Башня стояла. Громов, въехавший в город на трофейном «Опеле», который удалось завести и заправить, проехал мимо неё, посмотрел и подумал, что на эту башню следовало бы повесить знамя, и тут же подумал, что нет, не следовало бы, потому что город был взят без боя, а вешать знамя на башню, за которую не дрались, было бы неправильно. Он велел проехать в центр.

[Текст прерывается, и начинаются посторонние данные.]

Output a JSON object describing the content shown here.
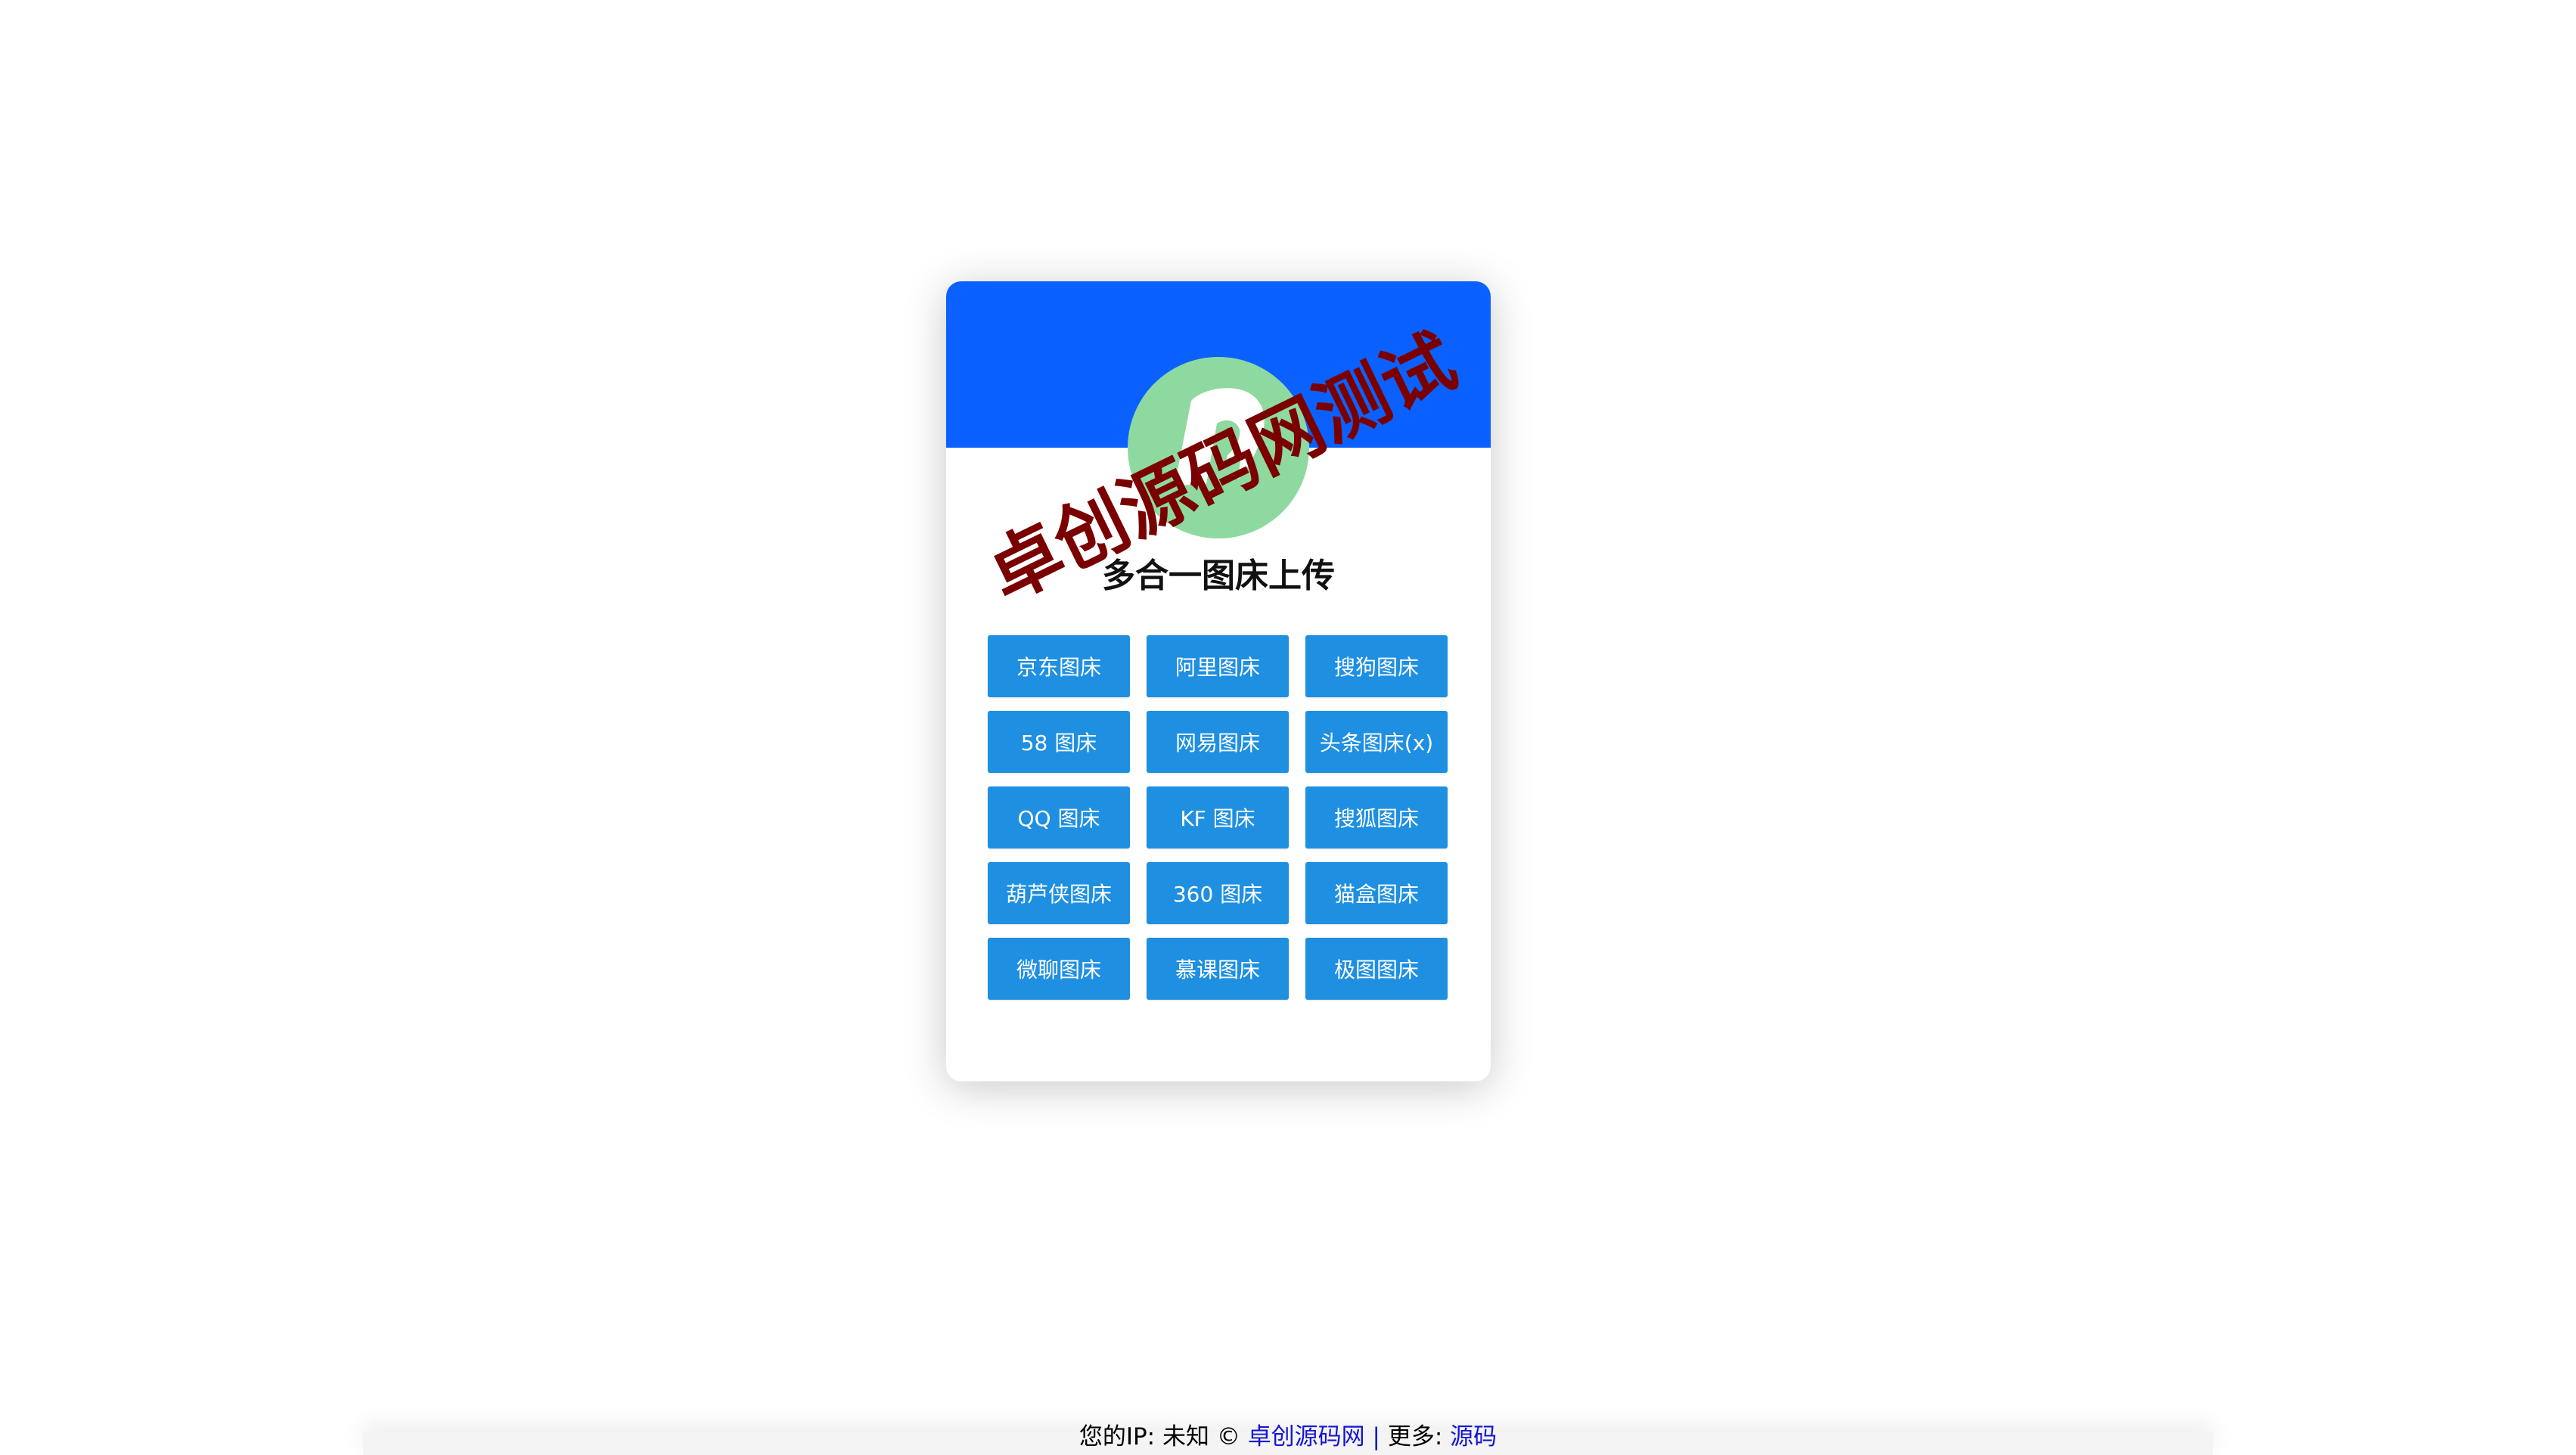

Штаб развернули в школе — на этой войне штабы постоянно разворачивались в школах, и причиной этому была не любовь военных к школам, а простая практическая ясность: школы в советском градостроении сорокового года были построены просторными, с печным или с центральным отоплением, с большими учительскими, удобными для штабных карт, и с крепкими стенами, рассчитанными на детей, бегающих по коридорам. Школа в Калинине, в которую вошёл штаб второй сибирской дивизии, оказалась построена в тридцать восьмом году, четырёхэтажная, с гипсовым барельефом Ленина над входом, отбитым с одной стороны, видимо, осколком, и с расписанием третьего «Б» класса на стене учительской. Расписание было написано не по-русски, а по-немецки. Немцы, когда заняли Калинин в октябре, превратили школу в казарму третьего батальона своего гарнизона, и для своих солдат вывесили распорядок дня: «Подъём шесть ноль ноль, завтрак шесть тридцать, построение семь ноль ноль, занятия с командирами рот по тактике и стрелковой подготовке семь тридцать — десять ноль ноль, обед двенадцать, политинформация в семнадцать (у немцев не „политинформация“, но ближайшее слово), отбой двадцать два».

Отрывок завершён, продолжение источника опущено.